These kinds of minute-to-minute, point-to-point changes in my perspective on players are pretty common for me, and I’m guessing one of the reasons that most tennis fans can keep watching the same pros face off against the same opponents on the same courts year after year. It isn’t just the points and the matches that are different, but our feelings on any given day about the performers themselves. I’m not a full-time fan of many of the pros, or a non-stop hater of too many, either—few people are all good or all evil, right?

I got onto this line of thought on Wednesday morning seeing Rafael Nadal open his clay season in Monte Carlo with his latest new look from Nike, a blue shirt to go with the now standard knee-length Bermuda-style shorts. Last week I’d watched a very different-looking Rafa beating Roger Federer at the same tournament a few years ago. This was the Rafa of the bicep, the pirata, the long, grungy hair, the dark stubble, and the louder grunt. Compared to the bright, sleeved version we saw today, the old Nadal had a menacing countenance. I’d liked the old Rafa back then, had never thought of him as an intimidating character, but now I could undertand how some might have seen him that way. Like Federer, he’s been styled for celebrity. All of their early grunge has been buzzed away. The old Rafa from that clip was obviously the same person we see now. The strokes and the mannerisms haven't been transformed. But at the same time it was a completely different Nadal, one frozen in that moment forever, a moment before he reached No. 1, when he was still the challenger to Federer’s champion, when he was still fighting upward and not yet defending his place on the totem pole or in the world. That Rafa no longer exists. The evolution of our athletes shows us, as much as anything shows us, that time, even in the course of just a few years, keeps discarding us and making us new.

What has time done to my perception of the other guys I’ve seen at Monte Carlo this week so far?

Novak Djokovic: I tuned in this morning just as he was going through his inevitable second-set doubt session against Florent Serra. The jaw was out and the mouth was a little open. I was ready for him to stick the tongue into the cheek, but it never quite got there. I realized then that where I once saw the cockiness in Djokovic, now all I saw was the vulnerability that shadows him every step that he takes. I’m less in awe of his game, but more entertained by his personality. Because of that, I look forward to his matches, even if I don’t always love to watch him hit tennis balls. Will this be the final stage of my relationship with Djokovic? How could it? I look forward to a long and hopefully unpredictable future with this comically engaging athlete. Right now, he’s as transparently human as they get.

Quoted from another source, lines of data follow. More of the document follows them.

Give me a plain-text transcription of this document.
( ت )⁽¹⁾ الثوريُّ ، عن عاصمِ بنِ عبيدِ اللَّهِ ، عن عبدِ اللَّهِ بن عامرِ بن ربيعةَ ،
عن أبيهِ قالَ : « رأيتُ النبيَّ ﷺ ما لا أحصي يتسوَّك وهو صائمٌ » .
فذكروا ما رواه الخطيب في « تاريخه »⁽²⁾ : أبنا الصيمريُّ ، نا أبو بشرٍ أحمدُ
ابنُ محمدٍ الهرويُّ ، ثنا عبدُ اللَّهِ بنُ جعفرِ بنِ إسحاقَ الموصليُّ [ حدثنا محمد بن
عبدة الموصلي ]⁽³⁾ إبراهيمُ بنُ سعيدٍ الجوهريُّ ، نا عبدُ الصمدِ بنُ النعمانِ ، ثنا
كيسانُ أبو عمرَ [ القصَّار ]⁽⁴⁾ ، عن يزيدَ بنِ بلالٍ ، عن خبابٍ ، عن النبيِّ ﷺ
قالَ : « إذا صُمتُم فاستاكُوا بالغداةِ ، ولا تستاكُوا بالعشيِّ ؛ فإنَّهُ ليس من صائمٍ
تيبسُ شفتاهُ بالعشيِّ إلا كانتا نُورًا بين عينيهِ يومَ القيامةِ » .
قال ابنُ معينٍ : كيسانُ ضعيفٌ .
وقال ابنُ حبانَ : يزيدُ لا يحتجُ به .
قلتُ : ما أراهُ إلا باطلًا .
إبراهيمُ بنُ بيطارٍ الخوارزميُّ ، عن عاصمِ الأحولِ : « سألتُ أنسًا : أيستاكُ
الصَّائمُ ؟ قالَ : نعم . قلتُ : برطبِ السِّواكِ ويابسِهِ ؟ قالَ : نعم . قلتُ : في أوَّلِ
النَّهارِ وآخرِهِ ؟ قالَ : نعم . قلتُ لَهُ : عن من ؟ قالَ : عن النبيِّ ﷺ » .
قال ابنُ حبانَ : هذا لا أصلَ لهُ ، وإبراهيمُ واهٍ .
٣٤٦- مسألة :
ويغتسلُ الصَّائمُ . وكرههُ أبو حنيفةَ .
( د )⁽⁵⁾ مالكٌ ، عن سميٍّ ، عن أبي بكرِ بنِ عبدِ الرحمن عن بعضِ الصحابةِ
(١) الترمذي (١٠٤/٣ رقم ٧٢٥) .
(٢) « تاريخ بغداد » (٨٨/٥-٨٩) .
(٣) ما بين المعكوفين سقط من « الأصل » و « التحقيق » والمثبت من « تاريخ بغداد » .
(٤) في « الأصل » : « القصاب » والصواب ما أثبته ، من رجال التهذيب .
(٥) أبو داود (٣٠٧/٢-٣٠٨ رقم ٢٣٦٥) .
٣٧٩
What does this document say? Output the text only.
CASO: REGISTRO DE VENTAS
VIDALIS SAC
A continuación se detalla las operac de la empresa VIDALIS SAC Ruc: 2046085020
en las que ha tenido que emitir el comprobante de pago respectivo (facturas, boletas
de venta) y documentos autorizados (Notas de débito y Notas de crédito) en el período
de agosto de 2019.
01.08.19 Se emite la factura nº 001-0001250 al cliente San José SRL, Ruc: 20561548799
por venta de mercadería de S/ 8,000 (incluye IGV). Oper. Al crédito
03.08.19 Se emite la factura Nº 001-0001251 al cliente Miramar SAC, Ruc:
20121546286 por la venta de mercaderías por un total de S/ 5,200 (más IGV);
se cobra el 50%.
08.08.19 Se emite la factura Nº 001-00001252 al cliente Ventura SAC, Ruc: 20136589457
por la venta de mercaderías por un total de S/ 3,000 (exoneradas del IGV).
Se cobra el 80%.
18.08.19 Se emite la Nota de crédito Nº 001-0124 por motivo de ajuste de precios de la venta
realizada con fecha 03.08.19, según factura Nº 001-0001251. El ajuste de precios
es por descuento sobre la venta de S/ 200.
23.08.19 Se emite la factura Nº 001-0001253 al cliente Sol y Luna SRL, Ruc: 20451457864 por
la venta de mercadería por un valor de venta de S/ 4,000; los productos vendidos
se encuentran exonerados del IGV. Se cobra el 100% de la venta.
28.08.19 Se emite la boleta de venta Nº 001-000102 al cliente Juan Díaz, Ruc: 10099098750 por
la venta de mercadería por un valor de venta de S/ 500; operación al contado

Tomas Berdych: This may be the most pleasant surprise of my 2010 tennis-watching season—a chance to dig Tomas Berdych’s game. Is it the cool green checked shirt? Is it the ground strokes that are finding the court? Or is it the little bit of positive energy, the new assured spring in his step that I’m enjoying? Where Djokovic has been more entertaining as his results have become more up and down, Berdych is showing signs of being a more engaging person as his results improve. In the past, he had the stony, recessive quality of someone who didn’t want to give it all emotionally, because he knew he'd blow it in the end anyway. That only made the focused aggressiveness with which he went after Richard Gasquet on Tuesday more energizing. We love winners in part because they love themselves so much more; like rich people, we admire them deep down for doing and feeling what we secretly believe we should be doing and feeling all the time, for showing us excellence and freedom and triumph. Until they win too much and love themselves too much. But that day is a long way off for Berdych.

Juan Carlos Ferrero: I remember watching JC lose to Tommy Robredo many years ago in the Grandstand at the U.S. Open in a fifth-set tiebreaker. In those days, Robredo was a crowd-pleaser, even a ham—he pretended to shoot a line judge with a machine gun at one point, a move guaranteed to make a New York crowd fall in love with you (what this says about New York crowds, I don’t know). All of which made me root for Ferrero. He was the classy Spaniard, the proud one, the guy who did it the right way and didn’t play to the crowd. That approach, along with Ferrero’s game and ranking, went out of style for a while. But now, seeing him as an elder statesman who has plugged away solidly for the last nine months, his personality—still solid, low-key, proud, a little melancholy that he didn’t end up being the man, but living with it—suits him well. I don’t expect a fireworks display from JC, so I'm happy with what I do get.

David Nalbandian: The first Wimbledon final I attended was in 2002. Nalbandian, a relative nobody, ruined it by (a) being in it, and (b) not showing up at all. From there, though, over the next three or four years, I became a big fan. The smooth whip on the backhand, the balance on his forehand set-up, the unhurried movement—how could any tennis player not love to watch the guy? I didn’t really watch him as a true fan, I guess, because I wasn’t all that troubled by his losses. I was invested in the game, not the person. Today, watching him win that match with Youzhny, I felt the same way. My spectator’s relationship with Nalby remains one of distanced and ironical awe. “There’s Dav-eed. So good. Such a screw-up.”

That unchanging sense felt right for the moment. The sun was going down as Nalbandian and Youzhny wound up their match. It was the same late-afternoon sun I’ve loved to see on TV from Monte Carlo for years. I’ve never been to the tournament, but I feel like I know it well. The view over the Mediterranean is obviously one of the best in tennis, but I prefer the one from the player's chair that you see on the changeovers. It’s eternal tennis: A racquet sits in the foreground, the umpire’s chair looms above, the low bleachers farther out, and beyond that is nothing but bright sky. For an American who knows the hard courts and parking lots and giant new concrete arenas in Indian Wells and Key Biscayne and Flushing Meadows, the clay season’s old-world atmosphere is one to be savored—it brings a deeper flavor back to the game each spring, just as the clay adds a level of stylish sliding and spin-heavy shot-making. Seeing Nalbandian get ready to serve the ball there on Wednesday, sweating and struggling and striking the ball brilliantly as always, it made me think of all the hundreds of long-haired, short-shorted legends from the past—Kuerten, Borg, Nastase, Panatta, Orantes, Pietrangeli, and farther back—who have done the same thing on those same courts. It made me think that in Monte Carlo at least, the players may change, but the game stays—in its color and personality and combat—the same.